Anyway plz don’t call me a tech bro or AI apologist, i’m literally a musician & photographer who’d like to make money to live lol
but like my last reply - i think going hard on what we call AI (a tool / technique / style) is a bit of a distraction from a more fundamental concept of: is the studio / commissioner paying people to do work, or getting work done for free and withholding what should’ve been wages?
in that framework: i can’t at all mind a studio hiring a VFX team to make CGI whatever, unless it’s replacing what would’ve otherwise been practical effects by a more expensive IRL team.
there’s a making of showing how those kinds of music videos are done these days, it’s basically an unreal engine scene projected on a white backdrop + extra props and stuff if there’s budget for that
is there AI stuff there?
I mean some of that might be generated with a material generator.
I think they have an environment artist building those scenes from either stock assets, or making them from scratch - it’s not particularly advanced architecture; the ice sculpture in their new video looks much more interesting, but it’s 3D - if you look closely, there’s stuff like light doing reflections on it.
in case with shita, the background swirls look like acrylic pour art - literally just video clip art + the classic VK Ink Blot stock video overlay + liquid particle effects that have the acrylic effect mapped on them.
AI art tends to overdo particle effects because they always carry a certain wow factor, and prompters are generally not an inventive bunch - they either go for OTT in your face CG style with every condiment that they stole from artstation, or very photorealistic, shying away from generated fakeness, with barely any middle ground.
I had no idea the attitude was actually encouraged at the very top (AI is still not legally defined as fair use, despite openAI etc hiring lobbyist teams to talk their way out of copyright laws with the govmnt in the US) and trickled down onto the common internet prompt dunce crowd, but here we go:
I really hope miss thing never finds an aesthetician injecting her face and shaving off that nose who actually trained in art theory and aesthetic human anatomy because girl you’re getting bold in all figurative and literal senses.
I’d like for this Mira Murati jargon juggler to show us anything in the world that she’s ever created, and maybe she’ll take the hint and go away.
I think this is one of the best things ever said about AI:

I think it is okay if it is used as a tool to help with creative expression, but not to create whole pictures or songs just with prompts.
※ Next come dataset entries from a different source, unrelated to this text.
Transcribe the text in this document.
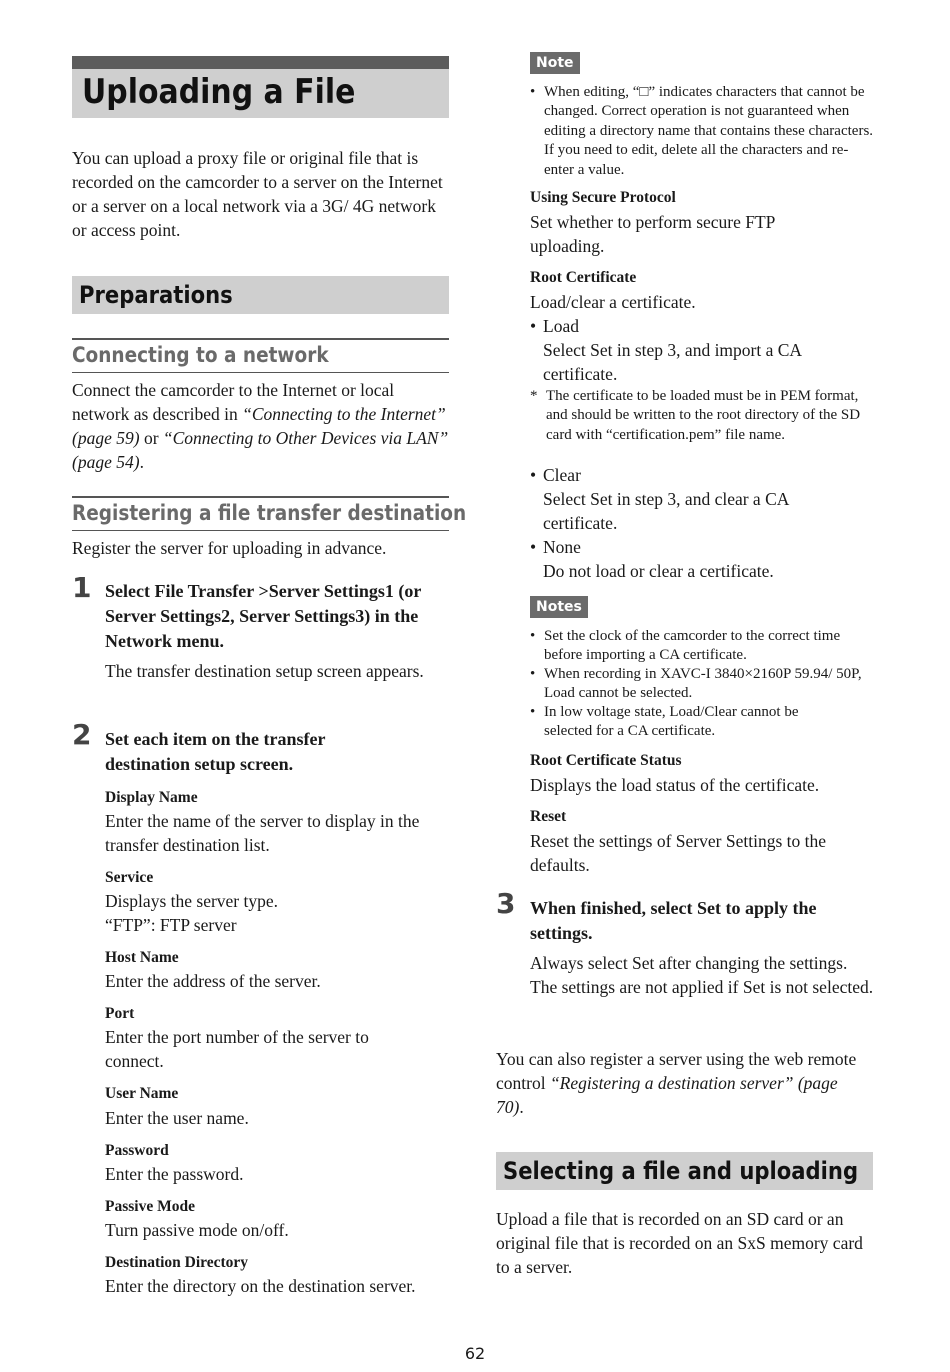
Uploading a File
You can upload a proxy file or original file that is recorded on the camcorder to a server on the Internet or a server on a local network via a 3G/ 4G network or access point.
Preparations
Connecting to a network
Connect the camcorder to the Internet or local network as described in “Connecting to the Internet” (page 59) or “Connecting to Other Devices via LAN” (page 54).
Registering a file transfer destination
Register the server for uploading in advance.
1 Select File Transfer >Server Settings1 (or Server Settings2, Server Settings3) in the Network menu.
The transfer destination setup screen appears.
2 Set each item on the transfer destination setup screen.
Display Name
Enter the name of the server to display in the transfer destination list.
Service
Displays the server type.
“FTP”: FTP server
Host Name
Enter the address of the server.
Port
Enter the port number of the server to connect.
User Name
Enter the user name.
Password
Enter the password.
Passive Mode
Turn passive mode on/off.
Destination Directory
Enter the directory on the destination server.
Note
• When editing, “□” indicates characters that cannot be changed. Correct operation is not guaranteed when editing a directory name that contains these characters. If you need to edit, delete all the characters and re-enter a value.
Using Secure Protocol
Set whether to perform secure FTP uploading.
Root Certificate
Load/clear a certificate.
• Load
Select Set in step 3, and import a CA certificate.
* The certificate to be loaded must be in PEM format, and should be written to the root directory of the SD card with “certification.pem” file name.
• Clear
Select Set in step 3, and clear a CA certificate.
• None
Do not load or clear a certificate.
Notes
• Set the clock of the camcorder to the correct time before importing a CA certificate.
• When recording in XAVC-I 3840×2160P 59.94/ 50P, Load cannot be selected.
• In low voltage state, Load/Clear cannot be selected for a CA certificate.
Root Certificate Status
Displays the load status of the certificate.
Reset
Reset the settings of Server Settings to the defaults.
3 When finished, select Set to apply the settings.
Always select Set after changing the settings. The settings are not applied if Set is not selected.
You can also register a server using the web remote control “Registering a destination server” (page 70).
Selecting a file and uploading
Upload a file that is recorded on an SD card or an original file that is recorded on an SxS memory card to a server.
62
And honestly if people make music only with AI, what’s the point of this music other than making money? Music and other art should convey feelings from the artist to the listener/viewer. At least that’s what I want from art. From music especially.
It’s pretty sad that Kyo of all people seems to like it. I bet he would never use it for his lyrics but I guess he has a diffrent point of view when it comes to music videos.
Totally agree with the tweet you shared. I wish the developers of these AI programs would focus more on AI being used to do stuff like laundry and cleaning rather than making artwork or writing stories. I’d rather do the creative stuff and leave the boring tasks to the AI, not the other way around.
The argument that it’s fair use is just an obvious one. I had never seen anyone else say it before I did.
And to @zeus (assuming you’re a mod) are we allowed to call people retards here?